Sir Bruce Keogh, the national medical director of NHS England, published a report on the first stage of his review of emergency and urgent care across the country yesterday.
He made five recommendations in the Transforming Urgent and Emergency Care Services in England report.
They include a new two-tier system for hospital emergency departments with around 40 to 70 major emergency centres in England.
The major centres would be able to assess and treat patients, as well as providing highly specialist services.
The remaining hospitals would have emergency centres capable of assessing and beginning treatment for all patients, and safely transferring them when necessary.
Mid Yorkshire Hospitals Trust chief executive Stephen Eames said: “The recommendations made by Sir Bruce in this report are exactly what we are trying to achieve on the ground here in Wakefield and North Kirklees.
“By introducing two types of A&E, we can ensure people have access to the right level of care in the right place, seven days a week.”
The trust wants to make Pinderfields Hospital in Wakefield its specialist centre for emergency care.

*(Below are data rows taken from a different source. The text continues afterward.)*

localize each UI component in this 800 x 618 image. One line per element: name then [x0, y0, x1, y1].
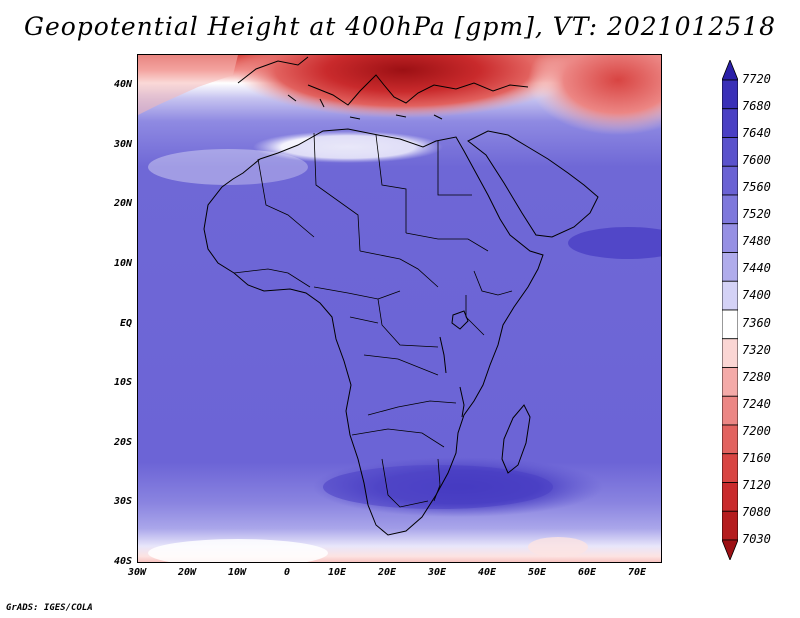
arabia-coastline — [467, 130, 599, 238]
colorbar-level-label: 7200 — [742, 423, 771, 438]
colorbar-segment — [722, 223, 738, 253]
northwest-warm-zone — [138, 55, 238, 115]
colorbar-top-arrow — [722, 60, 738, 81]
south-atlantic-trough — [148, 539, 328, 562]
madagascar-coastline — [501, 404, 531, 474]
colorbar-level-label: 7080 — [742, 504, 771, 519]
colorbar-level-label: 7120 — [742, 477, 771, 492]
colorbar-level-label: 7030 — [742, 532, 771, 546]
colorbar-segment — [722, 194, 738, 225]
lon-label-10e: 10E — [327, 567, 347, 578]
colorbar-segment — [722, 309, 738, 340]
credit-text: GrADS: IGES/COLA — [6, 603, 93, 613]
lon-label-40e: 40E — [477, 567, 497, 578]
mediterranean-islands — [287, 94, 443, 120]
asia-low — [528, 55, 661, 135]
colorbar-segment — [722, 482, 738, 512]
lat-label-30n: 30N — [113, 139, 132, 150]
colorbar-segment — [722, 137, 738, 167]
lat-label-20s: 20S — [113, 437, 132, 448]
colorbar-level-label: 7240 — [742, 396, 771, 411]
southern-africa-core — [323, 465, 553, 509]
africa-coastline — [203, 128, 544, 536]
colorbar-level-label: 7320 — [742, 342, 771, 357]
colorbar-segment — [722, 108, 738, 138]
lat-label-30s: 30S — [113, 496, 132, 507]
lon-label-10w: 10W — [227, 567, 247, 578]
colorbar-level-label: 7560 — [742, 180, 771, 195]
colorbar-segment — [722, 252, 738, 282]
colorbar-segment — [722, 453, 738, 483]
colorbar-level-label: 7400 — [742, 288, 771, 303]
colorbar-segment — [722, 395, 738, 426]
mediterranean-low — [233, 55, 573, 118]
colorbar-level-label: 7720 — [742, 72, 771, 86]
colorbar-segment — [722, 510, 738, 541]
colorbar-level-label: 7640 — [742, 126, 771, 141]
colorbar-level-label: 7480 — [742, 234, 771, 249]
map-canvas[interactable] — [138, 55, 662, 563]
colorbar-segment — [722, 338, 738, 368]
colorbar-segment — [722, 367, 738, 397]
lon-label-30e: 30E — [427, 567, 447, 578]
colorbar — [722, 60, 738, 560]
colorbar-level-label: 7600 — [742, 153, 771, 168]
lon-label-60e: 60E — [577, 567, 597, 578]
lon-label-30w: 30W — [127, 567, 147, 578]
lon-label-20e: 20E — [377, 567, 397, 578]
colorbar-level-label: 7280 — [742, 369, 771, 384]
atlantic-ridge — [148, 149, 308, 185]
colorbar-level-label: 7680 — [742, 99, 771, 114]
colorbar-level-label: 7360 — [742, 315, 771, 330]
lon-label-20w: 20W — [177, 567, 197, 578]
colorbar-segment — [722, 280, 738, 311]
colorbar-level-label: 7440 — [742, 261, 771, 276]
lat-label-20n: 20N — [113, 198, 132, 209]
arabian-sea-high — [568, 227, 661, 259]
lon-label-0: 0 — [283, 567, 291, 578]
colorbar-segment — [722, 79, 738, 110]
lon-label-70e: 70E — [627, 567, 647, 578]
sahara-ridge — [253, 131, 443, 163]
lat-label-eq: EQ — [119, 318, 132, 329]
lat-label-10n: 10N — [113, 258, 132, 269]
europe-coastline — [237, 56, 529, 106]
country-borders — [233, 132, 513, 508]
south-indian-trough — [528, 537, 588, 557]
lake-malawi — [459, 386, 465, 418]
colorbar-level-label: 7160 — [742, 450, 771, 465]
colorbar-segment — [722, 165, 738, 196]
chart-title: Geopotential Height at 400hPa [gpm], VT:… — [23, 12, 777, 41]
lon-label-50e: 50E — [527, 567, 547, 578]
lat-label-10s: 10S — [113, 377, 132, 388]
colorbar-level-label: 7520 — [742, 207, 771, 222]
colorbar-segment — [722, 424, 738, 455]
colorbar-bottom-arrow — [722, 539, 738, 560]
lat-label-40n: 40N — [113, 79, 132, 90]
map-frame[interactable] — [137, 54, 662, 563]
lake-tanganyika — [439, 336, 447, 374]
lat-label-40s: 40S — [113, 556, 132, 567]
lake-victoria — [451, 310, 469, 330]
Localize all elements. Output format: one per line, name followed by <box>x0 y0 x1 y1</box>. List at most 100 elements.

Dewsbury’s A&E department would still have consultant-led A&E care for patients who walk in and some patients brought in by ambulance, but would not treat the most seriously ill emergency patients.
The proposals are part of a wider reorganisation of services, which would also see some maternity and children’s services moved to Wakefield.
They have been referred to the Secretary of State amid concerns from local councillors that they are not in the best interest of patients.
More than 30,000 people also signed a petition opposing any reduction in services at Dewsbury.